You couldn't help but be puzzled by the timing. Just as France's new finance minister, Christine Lagarde, called on the nation to "stop thinking, start working" in a July speech, her countrymen were packing their bags to begin their annual summer holidays. Both working and thinking would have to wait until la rentrée — the French term for the collective return to school and work in September.
Now that it's September, Nicolas Sarkozy, Lagarde's center-right boss, is once again reminding the country of the campaign mantra — work more to earn more — that won him the Presidential election in May.
What does this mean for France's CFOs? One telling moment took place on Sarkozy's first day in office, when he met with union heads at his Elysée Palace headquarters. It was a symbolic gesture, but he used the occasion to reinforce his campaign pledge that some minimal level of public transportation service will be maintained during national strikes. If he gets that agreement during formal negotiations with labor officials this month, it could be a start at breaking down union dominance.
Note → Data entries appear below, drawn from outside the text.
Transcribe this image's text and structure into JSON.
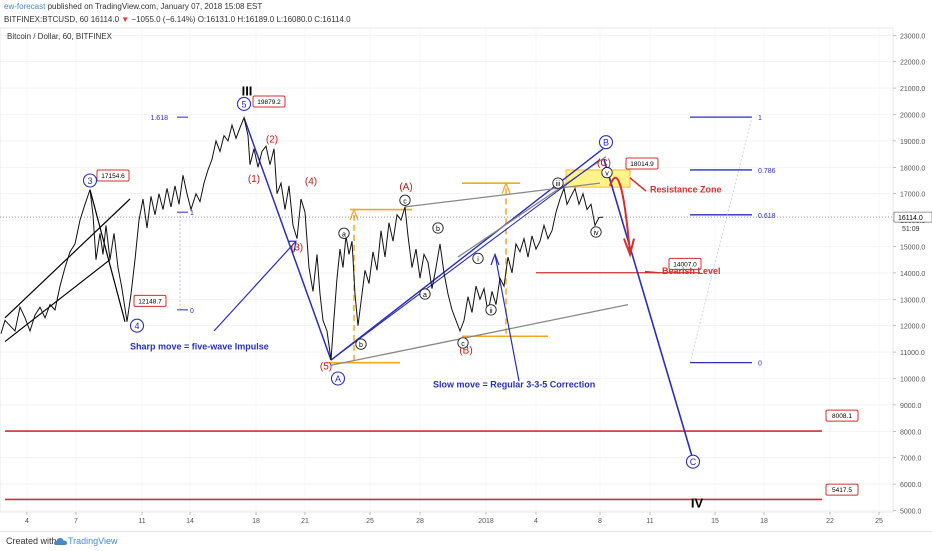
{
  "header": {
    "publisher": "ew-forecast",
    "published_text": "published on TradingView.com, January 07, 2018 15:08 EST",
    "symbol": "BITFINEX:BTCUSD, 60",
    "last": "16114.0",
    "change": "−1055.0 (−6.14%)",
    "o": "O:16131.0",
    "h": "H:16189.0",
    "l": "L:16080.0",
    "c": "C:16114.0",
    "chart_title": "Bitcoin / Dollar, 60, BITFINEX"
  },
  "footer": {
    "created_with": "Created with",
    "brand": "TradingView"
  },
  "colors": {
    "blue": "#2a2fb5",
    "red": "#d32f2f",
    "orange": "#f5a623",
    "price": "#000000",
    "fib": "#2a2fb5"
  },
  "chart_data": {
    "type": "line",
    "title": "Bitcoin / Dollar, 60, BITFINEX",
    "ylim": [
      5000,
      23000
    ],
    "yticks": [
      "23000.0",
      "22000.0",
      "21000.0",
      "20000.0",
      "19000.0",
      "18000.0",
      "17000.0",
      "16000.0",
      "15000.0",
      "14000.0",
      "13000.0",
      "12000.0",
      "11000.0",
      "10000.0",
      "9000.0",
      "8000.0",
      "7000.0",
      "6000.0",
      "5000.0"
    ],
    "xticks": [
      "4",
      "7",
      "11",
      "14",
      "18",
      "21",
      "25",
      "28",
      "2018",
      "4",
      "8",
      "11",
      "15",
      "18",
      "22",
      "25"
    ],
    "last_price_label": "16114.0",
    "countdown_label": "51:09",
    "price_path": [
      [
        1,
        11700
      ],
      [
        5,
        12200
      ],
      [
        10,
        12000
      ],
      [
        15,
        11800
      ],
      [
        20,
        12700
      ],
      [
        25,
        12300
      ],
      [
        30,
        11800
      ],
      [
        35,
        12400
      ],
      [
        40,
        12700
      ],
      [
        45,
        12300
      ],
      [
        50,
        12800
      ],
      [
        55,
        12600
      ],
      [
        60,
        13500
      ],
      [
        65,
        14200
      ],
      [
        70,
        14800
      ],
      [
        75,
        15100
      ],
      [
        80,
        16000
      ],
      [
        85,
        16600
      ],
      [
        90,
        17154
      ],
      [
        93,
        16200
      ],
      [
        96,
        14500
      ],
      [
        100,
        15500
      ],
      [
        103,
        14700
      ],
      [
        106,
        15800
      ],
      [
        110,
        14500
      ],
      [
        114,
        15500
      ],
      [
        118,
        14200
      ],
      [
        122,
        13400
      ],
      [
        127,
        12150
      ],
      [
        131,
        13200
      ],
      [
        135,
        14500
      ],
      [
        139,
        16000
      ],
      [
        143,
        16800
      ],
      [
        147,
        15700
      ],
      [
        151,
        16900
      ],
      [
        155,
        16200
      ],
      [
        159,
        17000
      ],
      [
        163,
        16400
      ],
      [
        167,
        17200
      ],
      [
        171,
        16500
      ],
      [
        175,
        17300
      ],
      [
        179,
        16600
      ],
      [
        183,
        17700
      ],
      [
        187,
        17000
      ],
      [
        191,
        16400
      ],
      [
        196,
        17000
      ],
      [
        200,
        16700
      ],
      [
        204,
        17400
      ],
      [
        208,
        17900
      ],
      [
        212,
        18300
      ],
      [
        216,
        19000
      ],
      [
        220,
        18600
      ],
      [
        224,
        19200
      ],
      [
        228,
        19000
      ],
      [
        232,
        19600
      ],
      [
        236,
        19100
      ],
      [
        240,
        19500
      ],
      [
        244,
        19879
      ],
      [
        248,
        19200
      ],
      [
        250,
        18100
      ],
      [
        254,
        18700
      ],
      [
        258,
        18000
      ],
      [
        262,
        18600
      ],
      [
        266,
        18800
      ],
      [
        270,
        18100
      ],
      [
        274,
        18700
      ],
      [
        277,
        17000
      ],
      [
        281,
        17400
      ],
      [
        285,
        16400
      ],
      [
        289,
        17300
      ],
      [
        293,
        15800
      ],
      [
        297,
        15300
      ],
      [
        301,
        16800
      ],
      [
        305,
        16300
      ],
      [
        309,
        14200
      ],
      [
        313,
        13300
      ],
      [
        317,
        14700
      ],
      [
        320,
        13200
      ],
      [
        323,
        12200
      ],
      [
        327,
        11800
      ],
      [
        331,
        10700
      ],
      [
        334,
        12300
      ],
      [
        337,
        13800
      ],
      [
        340,
        14900
      ],
      [
        343,
        14200
      ],
      [
        346,
        15400
      ],
      [
        349,
        14700
      ],
      [
        352,
        15200
      ],
      [
        355,
        13200
      ],
      [
        358,
        12000
      ],
      [
        361,
        12900
      ],
      [
        365,
        14100
      ],
      [
        369,
        13600
      ],
      [
        373,
        14800
      ],
      [
        377,
        14100
      ],
      [
        381,
        15600
      ],
      [
        385,
        14600
      ],
      [
        389,
        15900
      ],
      [
        393,
        15200
      ],
      [
        397,
        16200
      ],
      [
        401,
        16000
      ],
      [
        405,
        16500
      ],
      [
        408,
        15400
      ],
      [
        412,
        14200
      ],
      [
        416,
        14900
      ],
      [
        420,
        13800
      ],
      [
        424,
        14700
      ],
      [
        428,
        14400
      ],
      [
        432,
        13400
      ],
      [
        436,
        14200
      ],
      [
        440,
        15100
      ],
      [
        444,
        14000
      ],
      [
        448,
        13200
      ],
      [
        452,
        12600
      ],
      [
        456,
        12200
      ],
      [
        460,
        11800
      ],
      [
        464,
        12200
      ],
      [
        468,
        13100
      ],
      [
        472,
        12500
      ],
      [
        476,
        13500
      ],
      [
        480,
        13000
      ],
      [
        484,
        13400
      ],
      [
        488,
        12500
      ],
      [
        492,
        13300
      ],
      [
        496,
        12800
      ],
      [
        500,
        13800
      ],
      [
        504,
        13500
      ],
      [
        508,
        14600
      ],
      [
        512,
        14000
      ],
      [
        516,
        15100
      ],
      [
        520,
        14800
      ],
      [
        524,
        15300
      ],
      [
        528,
        14600
      ],
      [
        532,
        15400
      ],
      [
        536,
        14900
      ],
      [
        540,
        15200
      ],
      [
        544,
        15800
      ],
      [
        548,
        15300
      ],
      [
        552,
        15600
      ],
      [
        556,
        16300
      ],
      [
        560,
        16800
      ],
      [
        564,
        17200
      ],
      [
        567,
        16600
      ],
      [
        571,
        16900
      ],
      [
        575,
        17200
      ],
      [
        579,
        16600
      ],
      [
        583,
        17000
      ],
      [
        587,
        16400
      ],
      [
        591,
        16600
      ],
      [
        595,
        15800
      ],
      [
        599,
        16100
      ],
      [
        603,
        16114
      ]
    ],
    "series": [
      {
        "values": [
          [
            5,
            12300
          ],
          [
            130,
            16800
          ]
        ]
      },
      {
        "values": [
          [
            5,
            11400
          ],
          [
            110,
            14500
          ]
        ]
      },
      {
        "values": [
          [
            90,
            17154
          ],
          [
            125,
            12150
          ]
        ]
      },
      {
        "values": [
          [
            244,
            19879
          ],
          [
            331,
            10700
          ]
        ]
      },
      {
        "values": [
          [
            331,
            10700
          ],
          [
            603,
            18700
          ]
        ]
      },
      {
        "values": [
          [
            405,
            16500
          ],
          [
            600,
            17400
          ]
        ]
      },
      {
        "values": [
          [
            331,
            10500
          ],
          [
            628,
            12800
          ]
        ]
      },
      {
        "values": [
          [
            458,
            14600
          ],
          [
            606,
            18400
          ]
        ]
      },
      {
        "values": [
          [
            604,
            18300
          ],
          [
            694,
            6800
          ]
        ]
      }
    ],
    "levels": [
      {
        "label": "18014.9",
        "value": 18014.9
      },
      {
        "label": "14007.0",
        "value": 14007.0
      },
      {
        "label": "8008.1",
        "value": 8008.1
      },
      {
        "label": "5417.5",
        "value": 5417.5
      },
      {
        "label": "19879.2",
        "value": 19879.2
      },
      {
        "label": "17154.6",
        "value": 17154.6
      },
      {
        "label": "12148.7",
        "value": 12148.7
      }
    ],
    "fib_left": [
      {
        "label": "1.618",
        "value": 19900
      },
      {
        "label": "1",
        "value": 16300
      },
      {
        "label": "0",
        "value": 12600
      }
    ],
    "fib_right": [
      {
        "label": "1",
        "value": 19900
      },
      {
        "label": "0.786",
        "value": 17900
      },
      {
        "label": "0.618",
        "value": 16200
      },
      {
        "label": "0",
        "value": 10600
      }
    ],
    "annotations": {
      "resistance": "Resistance Zone",
      "bearish": "Bearish Level",
      "impulse": "Sharp move = five-wave Impulse",
      "correction": "Slow move = Regular 3-3-5 Correction"
    },
    "wave_labels": [
      {
        "text": "III",
        "x": 247,
        "v": 20900,
        "style": "black-bold"
      },
      {
        "text": "IV",
        "x": 697,
        "v": 5300,
        "style": "black-bold"
      },
      {
        "text": "3",
        "x": 90,
        "v": 17500,
        "style": "blue-circle"
      },
      {
        "text": "4",
        "x": 137,
        "v": 12000,
        "style": "blue-circle"
      },
      {
        "text": "5",
        "x": 244,
        "v": 20400,
        "style": "blue-circle"
      },
      {
        "text": "A",
        "x": 338,
        "v": 10000,
        "style": "blue-circle"
      },
      {
        "text": "B",
        "x": 606,
        "v": 18950,
        "style": "blue-circle"
      },
      {
        "text": "C",
        "x": 693,
        "v": 6850,
        "style": "blue-circle"
      },
      {
        "text": "(1)",
        "x": 254,
        "v": 17600,
        "style": "red"
      },
      {
        "text": "(2)",
        "x": 272,
        "v": 19100,
        "style": "red"
      },
      {
        "text": "(3)",
        "x": 297,
        "v": 15000,
        "style": "red"
      },
      {
        "text": "(4)",
        "x": 311,
        "v": 17500,
        "style": "red"
      },
      {
        "text": "(5)",
        "x": 326,
        "v": 10500,
        "style": "red"
      },
      {
        "text": "(A)",
        "x": 406,
        "v": 17300,
        "style": "red"
      },
      {
        "text": "(B)",
        "x": 466,
        "v": 11100,
        "style": "red"
      },
      {
        "text": "(C)",
        "x": 604,
        "v": 18200,
        "style": "red"
      },
      {
        "text": "a",
        "x": 344,
        "v": 15500,
        "style": "black-circle"
      },
      {
        "text": "b",
        "x": 361,
        "v": 11300,
        "style": "black-circle"
      },
      {
        "text": "c",
        "x": 405,
        "v": 16750,
        "style": "black-circle"
      },
      {
        "text": "b",
        "x": 438,
        "v": 15700,
        "style": "black-circle"
      },
      {
        "text": "a",
        "x": 425,
        "v": 13200,
        "style": "black-circle"
      },
      {
        "text": "c",
        "x": 463,
        "v": 11350,
        "style": "black-circle"
      },
      {
        "text": "i",
        "x": 478,
        "v": 14550,
        "style": "black-circle"
      },
      {
        "text": "ii",
        "x": 491,
        "v": 12600,
        "style": "black-circle"
      },
      {
        "text": "iii",
        "x": 558,
        "v": 17400,
        "style": "black-circle"
      },
      {
        "text": "iv",
        "x": 596,
        "v": 15550,
        "style": "black-circle"
      },
      {
        "text": "v",
        "x": 607,
        "v": 17800,
        "style": "black-circle"
      }
    ]
  }
}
Meanwhile, Sarkozy is following through on other campaign pledges to boost the economy — loosening firing rules and cutting taxes. In a move pleasing to both employees and employers, he is even tackling the country's controversial 35-hour workweek by allowing overtime to be exempt from taxes and other charges. This, it is hoped, will get workers working more and eventually give consumer spending a jolt.
Amid a flurry of positive news — unemployment hitting a 25-year low this summer, for example — French business seems content for the moment to ignore the other side of this outwardly probusiness President: the Gaullist who upholds the importance of the state. An unapologetic protectionist, he has already shown a willingness to defend "national champions" against foreign takeover. He has also taken a controversial swipe at the European Central Bank, criticizing its policies that have strengthened the euro against the dollar. And almost as if to reassure the country's left that there is a limit to his free-marketeering, he waded into the debate over the EU's draft constitutional treaty by suggesting that the reference to "free and undistorted competition" be replaced with "social market economy aiming at full employment."
As France returns from vacation, the challenge for Sarkozy is to show that these two sides are economically and politically compatible. He has his work cut out for him.
Janet Kersnar is editor-in-chief of CFO Europe.